Bad MLR forms to trigger CEO emails
By Allison Bell
Health insurance company financial reporting workers who accidentally compress 2013 medical loss ratio filings the wrong way or send a duplicate file can’t just fix the problem and pretend everything went flawlessly.
The Health Insurance Oversight System will send warning emails to the carrier’s chief executive and financial officers.
The user who actually uploaded the problem MLR form also will get error messages that give more information about the nature of any apparent errors.
CMS has included a description of MLR filing system error messages along with the final version of the MLR 2013 Calculator and Formula Tool.
HIOS is supposed to send users messages about basic formatting errors, such as use of an incorrect “ZIP” compression method or the presence of data in cells that should not contain insurance company data.
HIOS also is supposed to provide some data validation, such as warnings if the amount of direct premium collected per member per month seems to be either far too low or far too high.
Issuers of non-grandfathered major medical coverage will use the MLR tools and HIOS to comply with the Patient Protection and Affordable Care Act minimum MLR requirements.
PPACA requires non-grandfathered plans to spend at least 85 percent of premium revenue on claims and quality improvement efforts for large-group coverage. The minimum MLR for individual and small-group coverage is 80 percent.
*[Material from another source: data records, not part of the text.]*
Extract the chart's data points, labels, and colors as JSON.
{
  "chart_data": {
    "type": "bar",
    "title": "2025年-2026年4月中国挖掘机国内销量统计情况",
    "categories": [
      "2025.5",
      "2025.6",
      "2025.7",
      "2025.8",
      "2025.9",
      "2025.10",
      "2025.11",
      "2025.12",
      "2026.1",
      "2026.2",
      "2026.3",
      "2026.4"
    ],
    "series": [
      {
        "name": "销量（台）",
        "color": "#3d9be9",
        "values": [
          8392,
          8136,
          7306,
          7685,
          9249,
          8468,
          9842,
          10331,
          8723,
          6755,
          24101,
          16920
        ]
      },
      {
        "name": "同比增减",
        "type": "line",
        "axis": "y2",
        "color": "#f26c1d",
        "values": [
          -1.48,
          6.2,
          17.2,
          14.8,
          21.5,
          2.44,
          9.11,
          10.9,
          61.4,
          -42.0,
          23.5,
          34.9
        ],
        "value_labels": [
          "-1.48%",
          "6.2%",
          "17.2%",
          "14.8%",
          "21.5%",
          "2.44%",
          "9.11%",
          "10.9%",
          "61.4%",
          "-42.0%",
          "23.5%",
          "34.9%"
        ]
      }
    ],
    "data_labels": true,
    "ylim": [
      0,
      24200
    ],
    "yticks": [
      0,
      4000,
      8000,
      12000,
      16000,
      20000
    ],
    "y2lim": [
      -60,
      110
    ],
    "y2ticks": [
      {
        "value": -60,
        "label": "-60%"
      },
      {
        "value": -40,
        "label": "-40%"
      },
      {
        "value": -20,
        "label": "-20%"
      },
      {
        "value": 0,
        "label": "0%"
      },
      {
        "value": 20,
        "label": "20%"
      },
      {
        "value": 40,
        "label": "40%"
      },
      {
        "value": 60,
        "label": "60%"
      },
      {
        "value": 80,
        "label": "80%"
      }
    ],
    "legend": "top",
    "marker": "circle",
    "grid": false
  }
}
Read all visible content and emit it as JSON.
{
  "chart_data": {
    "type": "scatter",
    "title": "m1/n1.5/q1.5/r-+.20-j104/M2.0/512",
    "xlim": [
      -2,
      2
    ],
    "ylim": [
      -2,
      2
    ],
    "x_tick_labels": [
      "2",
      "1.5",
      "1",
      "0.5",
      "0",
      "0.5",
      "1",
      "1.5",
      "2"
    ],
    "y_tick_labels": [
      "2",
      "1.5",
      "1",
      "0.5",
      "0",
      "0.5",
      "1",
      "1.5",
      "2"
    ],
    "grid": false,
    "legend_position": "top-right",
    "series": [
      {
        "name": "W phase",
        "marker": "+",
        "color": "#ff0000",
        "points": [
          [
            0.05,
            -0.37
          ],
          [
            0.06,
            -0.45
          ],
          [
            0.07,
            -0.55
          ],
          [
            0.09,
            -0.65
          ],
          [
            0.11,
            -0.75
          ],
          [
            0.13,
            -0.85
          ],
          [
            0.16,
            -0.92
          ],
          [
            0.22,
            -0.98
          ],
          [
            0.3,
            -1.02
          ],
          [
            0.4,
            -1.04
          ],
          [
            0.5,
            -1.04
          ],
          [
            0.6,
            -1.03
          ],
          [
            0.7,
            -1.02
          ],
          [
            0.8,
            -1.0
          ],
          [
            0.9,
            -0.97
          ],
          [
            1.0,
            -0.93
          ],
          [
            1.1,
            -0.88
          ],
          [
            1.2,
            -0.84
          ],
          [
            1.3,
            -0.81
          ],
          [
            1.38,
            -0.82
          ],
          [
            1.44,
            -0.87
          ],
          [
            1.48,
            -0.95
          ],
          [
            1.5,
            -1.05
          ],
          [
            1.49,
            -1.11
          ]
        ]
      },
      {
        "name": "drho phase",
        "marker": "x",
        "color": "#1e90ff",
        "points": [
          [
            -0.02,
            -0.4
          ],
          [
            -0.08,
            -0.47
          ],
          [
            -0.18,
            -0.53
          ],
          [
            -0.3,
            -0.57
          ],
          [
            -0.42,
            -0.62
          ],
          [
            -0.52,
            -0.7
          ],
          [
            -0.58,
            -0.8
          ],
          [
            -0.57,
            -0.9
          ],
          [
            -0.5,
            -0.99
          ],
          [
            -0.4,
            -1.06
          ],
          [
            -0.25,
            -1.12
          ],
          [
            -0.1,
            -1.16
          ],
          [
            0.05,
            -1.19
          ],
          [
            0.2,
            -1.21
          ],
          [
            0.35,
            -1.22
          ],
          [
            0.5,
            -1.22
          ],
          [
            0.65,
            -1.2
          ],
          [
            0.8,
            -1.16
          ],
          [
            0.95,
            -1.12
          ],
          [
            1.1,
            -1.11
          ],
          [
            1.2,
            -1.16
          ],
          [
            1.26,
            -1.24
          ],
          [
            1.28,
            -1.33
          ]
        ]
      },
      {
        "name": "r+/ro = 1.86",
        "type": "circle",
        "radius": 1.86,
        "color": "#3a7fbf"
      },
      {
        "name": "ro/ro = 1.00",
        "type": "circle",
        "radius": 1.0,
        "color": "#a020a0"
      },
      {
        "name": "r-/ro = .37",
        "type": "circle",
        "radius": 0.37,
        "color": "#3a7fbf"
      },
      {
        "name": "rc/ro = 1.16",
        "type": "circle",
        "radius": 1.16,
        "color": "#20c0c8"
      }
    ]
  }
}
Groups representing agents, brokers and other groups have fought for years to get costs moved from the “non-claims costs” category into the “health care and quality improvement expenses incurred” category, or removed from the calculations altogether.
The 2013 worksheet spreadsheet lets carriers spend up to 0.3 percent of premium on converting to the new ICD-10 diagnostic code standard and include that in the quality category.
Insurers must record “agents and brokers fees and commissions” together with “direct sales salaries and benefits” and “cost containment expenses not included in quality improvement expenses.”